Christendom’s Graduate School of Theology will welcome Stephen A. Hipp, STD to the college’s full-time faculty this fall. Hipp, who previously taught at Mount St. Mary’s University, the University of St. Thomas, and more, will teach widely across the Graduate School’s curriculum upon the school’s relocation to Christendom’s main Front Royal campus at the beginning of the next academic year.
“Professor Hipp brings a wealth of experience and teaching ability to our program, further strengthening the Graduate School,” says Graduate School Dean Dr. R.J. Matava. “Moreover, Stephen is a down-to-earth gentleman with a great love of Christ and his Church. I believe that our students will benefit from his mentorship.”

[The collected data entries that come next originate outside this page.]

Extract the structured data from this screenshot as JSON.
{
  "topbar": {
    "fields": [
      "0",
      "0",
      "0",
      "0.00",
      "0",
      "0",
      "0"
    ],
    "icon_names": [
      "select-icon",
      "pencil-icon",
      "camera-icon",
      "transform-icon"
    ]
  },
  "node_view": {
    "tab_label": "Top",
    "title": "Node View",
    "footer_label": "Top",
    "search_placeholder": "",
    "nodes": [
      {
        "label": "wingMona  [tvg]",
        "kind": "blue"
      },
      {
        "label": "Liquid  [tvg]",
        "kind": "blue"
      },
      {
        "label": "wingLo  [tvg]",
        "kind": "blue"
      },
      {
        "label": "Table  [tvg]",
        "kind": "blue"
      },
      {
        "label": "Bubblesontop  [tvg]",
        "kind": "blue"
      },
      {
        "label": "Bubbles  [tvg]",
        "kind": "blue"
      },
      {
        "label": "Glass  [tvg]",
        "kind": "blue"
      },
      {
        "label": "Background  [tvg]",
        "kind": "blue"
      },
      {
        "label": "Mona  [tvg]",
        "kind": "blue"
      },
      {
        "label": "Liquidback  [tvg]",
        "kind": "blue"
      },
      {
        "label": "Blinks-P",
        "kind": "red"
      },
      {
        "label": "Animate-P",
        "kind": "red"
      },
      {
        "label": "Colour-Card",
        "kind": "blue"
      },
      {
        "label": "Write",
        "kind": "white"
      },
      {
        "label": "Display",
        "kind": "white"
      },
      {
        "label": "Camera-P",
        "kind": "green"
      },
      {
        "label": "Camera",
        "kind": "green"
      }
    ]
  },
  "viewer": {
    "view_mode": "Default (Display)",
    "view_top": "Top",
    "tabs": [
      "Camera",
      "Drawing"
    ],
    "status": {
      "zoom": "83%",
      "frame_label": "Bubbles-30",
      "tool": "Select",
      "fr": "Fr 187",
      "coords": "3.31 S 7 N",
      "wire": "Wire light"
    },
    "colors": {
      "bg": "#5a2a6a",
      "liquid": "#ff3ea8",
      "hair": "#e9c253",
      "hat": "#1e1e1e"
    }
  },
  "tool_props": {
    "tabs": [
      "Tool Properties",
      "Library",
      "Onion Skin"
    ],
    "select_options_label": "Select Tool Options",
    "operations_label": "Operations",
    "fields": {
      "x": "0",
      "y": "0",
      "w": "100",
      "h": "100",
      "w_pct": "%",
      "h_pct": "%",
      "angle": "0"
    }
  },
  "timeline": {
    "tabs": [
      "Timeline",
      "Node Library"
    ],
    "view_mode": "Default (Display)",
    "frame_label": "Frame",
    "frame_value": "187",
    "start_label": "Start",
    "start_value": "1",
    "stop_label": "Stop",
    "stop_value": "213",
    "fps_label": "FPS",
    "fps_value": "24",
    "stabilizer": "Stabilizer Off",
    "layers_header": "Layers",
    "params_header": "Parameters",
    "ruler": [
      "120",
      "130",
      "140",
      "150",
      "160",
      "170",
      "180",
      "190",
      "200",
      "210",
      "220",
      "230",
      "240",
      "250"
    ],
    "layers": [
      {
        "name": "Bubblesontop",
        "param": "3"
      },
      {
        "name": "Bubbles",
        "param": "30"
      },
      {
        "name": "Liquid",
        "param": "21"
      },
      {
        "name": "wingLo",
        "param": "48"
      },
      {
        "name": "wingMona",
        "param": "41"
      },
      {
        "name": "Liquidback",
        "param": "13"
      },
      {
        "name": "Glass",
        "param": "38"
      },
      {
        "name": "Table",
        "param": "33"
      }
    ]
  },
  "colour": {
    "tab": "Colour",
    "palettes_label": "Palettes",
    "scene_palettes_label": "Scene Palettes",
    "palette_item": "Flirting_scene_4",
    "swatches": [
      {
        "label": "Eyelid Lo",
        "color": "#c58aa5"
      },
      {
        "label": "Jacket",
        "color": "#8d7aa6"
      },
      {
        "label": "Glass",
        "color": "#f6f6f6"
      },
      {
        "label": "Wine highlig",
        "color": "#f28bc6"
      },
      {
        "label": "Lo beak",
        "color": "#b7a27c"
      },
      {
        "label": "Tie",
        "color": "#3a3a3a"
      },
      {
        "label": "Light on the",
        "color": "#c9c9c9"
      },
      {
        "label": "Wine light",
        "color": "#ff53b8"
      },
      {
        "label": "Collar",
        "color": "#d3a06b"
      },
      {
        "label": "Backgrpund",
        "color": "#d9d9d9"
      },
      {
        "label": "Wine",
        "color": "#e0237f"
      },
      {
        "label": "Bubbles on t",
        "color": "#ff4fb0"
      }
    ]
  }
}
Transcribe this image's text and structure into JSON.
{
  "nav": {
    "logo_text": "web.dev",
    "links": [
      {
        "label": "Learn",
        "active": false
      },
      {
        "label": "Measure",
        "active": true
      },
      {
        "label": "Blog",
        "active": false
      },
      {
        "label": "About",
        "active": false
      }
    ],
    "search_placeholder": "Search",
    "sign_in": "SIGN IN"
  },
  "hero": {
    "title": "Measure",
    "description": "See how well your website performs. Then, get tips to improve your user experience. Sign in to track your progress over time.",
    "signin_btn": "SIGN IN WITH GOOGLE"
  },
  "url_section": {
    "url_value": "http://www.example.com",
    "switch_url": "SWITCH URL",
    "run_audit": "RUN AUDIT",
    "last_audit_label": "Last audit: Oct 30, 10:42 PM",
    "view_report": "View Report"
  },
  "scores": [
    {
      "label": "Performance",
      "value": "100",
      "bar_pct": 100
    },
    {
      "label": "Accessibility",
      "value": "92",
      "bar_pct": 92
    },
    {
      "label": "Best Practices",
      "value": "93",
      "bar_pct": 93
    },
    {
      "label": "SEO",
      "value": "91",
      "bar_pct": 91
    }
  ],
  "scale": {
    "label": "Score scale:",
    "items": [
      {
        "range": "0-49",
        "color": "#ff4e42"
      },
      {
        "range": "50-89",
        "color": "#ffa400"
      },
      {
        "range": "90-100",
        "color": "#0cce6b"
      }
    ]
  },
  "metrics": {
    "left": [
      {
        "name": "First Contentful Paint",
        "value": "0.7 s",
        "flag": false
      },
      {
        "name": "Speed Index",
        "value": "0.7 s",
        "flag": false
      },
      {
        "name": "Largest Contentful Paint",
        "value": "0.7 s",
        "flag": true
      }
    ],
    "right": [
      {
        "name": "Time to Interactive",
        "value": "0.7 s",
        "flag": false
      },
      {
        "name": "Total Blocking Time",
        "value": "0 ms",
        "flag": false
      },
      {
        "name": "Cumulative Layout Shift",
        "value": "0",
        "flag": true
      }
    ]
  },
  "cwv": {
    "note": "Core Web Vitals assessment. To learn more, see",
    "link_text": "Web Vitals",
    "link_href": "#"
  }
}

Hipp is a native of the Midwest who earned his bachelor’s and Master’s degrees in philosophy from the University of Notre Dame, his STL in theology from the University of Freiburg (Switzerland), and his STD also from the University of Fribourg, where he wrote a dissertation on the concept of “person” in St. Albert the Great under J.P. Torrell, OP.
Since earning his degrees, Hipp has held academic positions at Mount St. Mary’s University and the University of St. Thomas, both seminary positions, and served as a theological advisor to the Diocese of Sioux Falls, South Dakota. He is also the author of The One Church of Christ, The Doctrine of Personal Subsistence, and “Person” In the Christian Tradition and In the Conception of St. Albert the Great.
Upon his arrival at the Graduate School this fall, Hipp will have purview over the area of catechetics and evangelization.
Christendom’s Graduate School offers masters-level programs with a comprehensive grasp of the Catholic faith, preparing students for advanced graduate studies and for various ministries in the Catholic Church. Its flexible and accommodating program allows students of all ages and from all over the world to attend either part-time or full-time, year-round, summers-only, or winters-only, and also to study at a distance through our online program.
While the Graduate School has been in Alexandria, Virginia since its inception, it will become a part of the college’s main campus later this year.